Любой нормальный человек мысленно может махнуть куда угодно, но ведь всегда есть ощущение, что твоё сознание при тебе, оно всегда рядышком. В проклятом же бассейне (точнее, в бассейнах) всё и вся обращалось в свою противоположность. Как говорят, осуществлялось (или пресуществлялось?) с точностью до наоборот.
И всякий раз, каждый день, наступали моменты, когда чувствуешь, что практически исчезаешь: то ли тебя вообще уже больше нет, то ли ты размазан по всему объёму Вселенной. Что, по-моему, одно и то же. Изверги улавливали, когда возникало у меня состояние утраты себя, и стремились, чтобы оно продолжалось возможно дольше.
Да пёс с вами, старайтесь. Только зря это, ничего путного из этого для вас не воспоследует.
Но сегодня я решил проявить сочувствие к их усилиям и обратился к госпоже Одо:
– Три дня назад я спросил вас: с какой целью из меня делают русского, и вы обещали ответить.
– Наш разговор об этом был вчера, – немедленно ответила госпожа Одо, – сейчас я могу лишь повторить, что мы считаем целесообразным обращаться с вами и к вам в вашем настоящем лице и времени, соответствующему моменту. Для вашей пользы, независимо от того, кем вы продолжаете себя считать.
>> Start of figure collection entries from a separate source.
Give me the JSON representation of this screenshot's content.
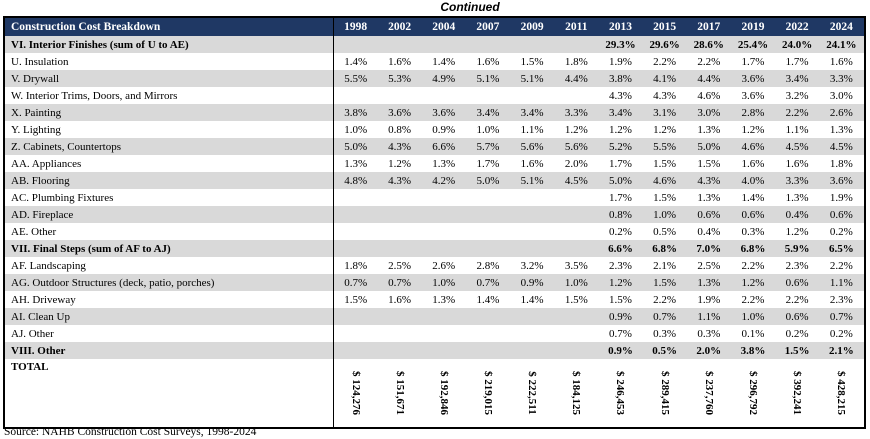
{
  "page": {
    "continued_label": "Continued",
    "source": "Source: NAHB Construction Cost Surveys, 1998-2024"
  },
  "colors": {
    "header_bg": "#1F3864",
    "header_text": "#FFFFFF",
    "band_gray": "#D9D9D9",
    "border": "#000000"
  },
  "table": {
    "title": "Construction Cost Breakdown",
    "years": [
      "1998",
      "2002",
      "2004",
      "2007",
      "2009",
      "2011",
      "2013",
      "2015",
      "2017",
      "2019",
      "2022",
      "2024"
    ],
    "rows": [
      {
        "label": "VI. Interior Finishes (sum of U to AE)",
        "section": true,
        "values": [
          "",
          "",
          "",
          "",
          "",
          "",
          "29.3%",
          "29.6%",
          "28.6%",
          "25.4%",
          "24.0%",
          "24.1%"
        ]
      },
      {
        "label": "U. Insulation",
        "section": false,
        "values": [
          "1.4%",
          "1.6%",
          "1.4%",
          "1.6%",
          "1.5%",
          "1.8%",
          "1.9%",
          "2.2%",
          "2.2%",
          "1.7%",
          "1.7%",
          "1.6%"
        ]
      },
      {
        "label": "V. Drywall",
        "section": false,
        "values": [
          "5.5%",
          "5.3%",
          "4.9%",
          "5.1%",
          "5.1%",
          "4.4%",
          "3.8%",
          "4.1%",
          "4.4%",
          "3.6%",
          "3.4%",
          "3.3%"
        ]
      },
      {
        "label": "W. Interior Trims, Doors, and Mirrors",
        "section": false,
        "values": [
          "",
          "",
          "",
          "",
          "",
          "",
          "4.3%",
          "4.3%",
          "4.6%",
          "3.6%",
          "3.2%",
          "3.0%"
        ]
      },
      {
        "label": "X. Painting",
        "section": false,
        "values": [
          "3.8%",
          "3.6%",
          "3.6%",
          "3.4%",
          "3.4%",
          "3.3%",
          "3.4%",
          "3.1%",
          "3.0%",
          "2.8%",
          "2.2%",
          "2.6%"
        ]
      },
      {
        "label": "Y. Lighting",
        "section": false,
        "values": [
          "1.0%",
          "0.8%",
          "0.9%",
          "1.0%",
          "1.1%",
          "1.2%",
          "1.2%",
          "1.2%",
          "1.3%",
          "1.2%",
          "1.1%",
          "1.3%"
        ]
      },
      {
        "label": "Z. Cabinets, Countertops",
        "section": false,
        "values": [
          "5.0%",
          "4.3%",
          "6.6%",
          "5.7%",
          "5.6%",
          "5.6%",
          "5.2%",
          "5.5%",
          "5.0%",
          "4.6%",
          "4.5%",
          "4.5%"
        ]
      },
      {
        "label": "AA. Appliances",
        "section": false,
        "values": [
          "1.3%",
          "1.2%",
          "1.3%",
          "1.7%",
          "1.6%",
          "2.0%",
          "1.7%",
          "1.5%",
          "1.5%",
          "1.6%",
          "1.6%",
          "1.8%"
        ]
      },
      {
        "label": "AB. Flooring",
        "section": false,
        "values": [
          "4.8%",
          "4.3%",
          "4.2%",
          "5.0%",
          "5.1%",
          "4.5%",
          "5.0%",
          "4.6%",
          "4.3%",
          "4.0%",
          "3.3%",
          "3.6%"
        ]
      },
      {
        "label": "AC. Plumbing Fixtures",
        "section": false,
        "values": [
          "",
          "",
          "",
          "",
          "",
          "",
          "1.7%",
          "1.5%",
          "1.3%",
          "1.4%",
          "1.3%",
          "1.9%"
        ]
      },
      {
        "label": "AD. Fireplace",
        "section": false,
        "values": [
          "",
          "",
          "",
          "",
          "",
          "",
          "0.8%",
          "1.0%",
          "0.6%",
          "0.6%",
          "0.4%",
          "0.6%"
        ]
      },
      {
        "label": "AE. Other",
        "section": false,
        "values": [
          "",
          "",
          "",
          "",
          "",
          "",
          "0.2%",
          "0.5%",
          "0.4%",
          "0.3%",
          "1.2%",
          "0.2%"
        ]
      },
      {
        "label": "VII. Final Steps (sum of AF to AJ)",
        "section": true,
        "values": [
          "",
          "",
          "",
          "",
          "",
          "",
          "6.6%",
          "6.8%",
          "7.0%",
          "6.8%",
          "5.9%",
          "6.5%"
        ]
      },
      {
        "label": "AF. Landscaping",
        "section": false,
        "values": [
          "1.8%",
          "2.5%",
          "2.6%",
          "2.8%",
          "3.2%",
          "3.5%",
          "2.3%",
          "2.1%",
          "2.5%",
          "2.2%",
          "2.3%",
          "2.2%"
        ]
      },
      {
        "label": "AG. Outdoor Structures (deck, patio, porches)",
        "section": false,
        "values": [
          "0.7%",
          "0.7%",
          "1.0%",
          "0.7%",
          "0.9%",
          "1.0%",
          "1.2%",
          "1.5%",
          "1.3%",
          "1.2%",
          "0.6%",
          "1.1%"
        ]
      },
      {
        "label": "AH. Driveway",
        "section": false,
        "values": [
          "1.5%",
          "1.6%",
          "1.3%",
          "1.4%",
          "1.4%",
          "1.5%",
          "1.5%",
          "2.2%",
          "1.9%",
          "2.2%",
          "2.2%",
          "2.3%"
        ]
      },
      {
        "label": "AI. Clean Up",
        "section": false,
        "values": [
          "",
          "",
          "",
          "",
          "",
          "",
          "0.9%",
          "0.7%",
          "1.1%",
          "1.0%",
          "0.6%",
          "0.7%"
        ]
      },
      {
        "label": "AJ. Other",
        "section": false,
        "values": [
          "",
          "",
          "",
          "",
          "",
          "",
          "0.7%",
          "0.3%",
          "0.3%",
          "0.1%",
          "0.2%",
          "0.2%"
        ]
      },
      {
        "label": "VIII. Other",
        "section": true,
        "values": [
          "",
          "",
          "",
          "",
          "",
          "",
          "0.9%",
          "0.5%",
          "2.0%",
          "3.8%",
          "1.5%",
          "2.1%"
        ]
      }
    ],
    "total_row": {
      "label": "TOTAL",
      "values": [
        "$ 124,276",
        "$ 151,671",
        "$ 192,846",
        "$ 219,015",
        "$ 222,511",
        "$ 184,125",
        "$ 246,453",
        "$ 289,415",
        "$ 237,760",
        "$ 296,792",
        "$ 392,241",
        "$ 428,215"
      ]
    }
  }
}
– В таком случае я очень убедительно попрошу вас изменить кое-что в моём мире ещё до обеда. Я переставил мебель, но мне этого мало.
– Чего вы хотите?
Я не совсем был готов ответить ей. Моя просьба возникла в связи с тем, что необходимо было обдумать её слова об обращении со мной, как с русским, и я не хотел, чтобы она следила за тем, как и о чём я думаю, как способен прослеживать чужие мысли я. Спохватившись, что затягивать молчание также было нельзя, я сказал о первом пришедшем в голову:
– Ну… Хотя бы столик с апельсинами…
– Хорошо, – кротко, с глубочайшим терпением согласилась госпожа Одо. – А вечером вас выведут в сад.
– Одного?
– А с кем бы вы хотели выйти?
Я размышлял не слишком долго:
– Эти два молчаливых господина всё равно станут отмалчиваться. Понимаю, видимо, им разговаривать со мной запрещено вашими инструкциями. Если мне захочется говорить – тогда… Придется идти вам?
– Хорошо. Я пойду с вами.
– Без них? Поверьте, вам нечего меня бояться, я не подниму руку на женщину.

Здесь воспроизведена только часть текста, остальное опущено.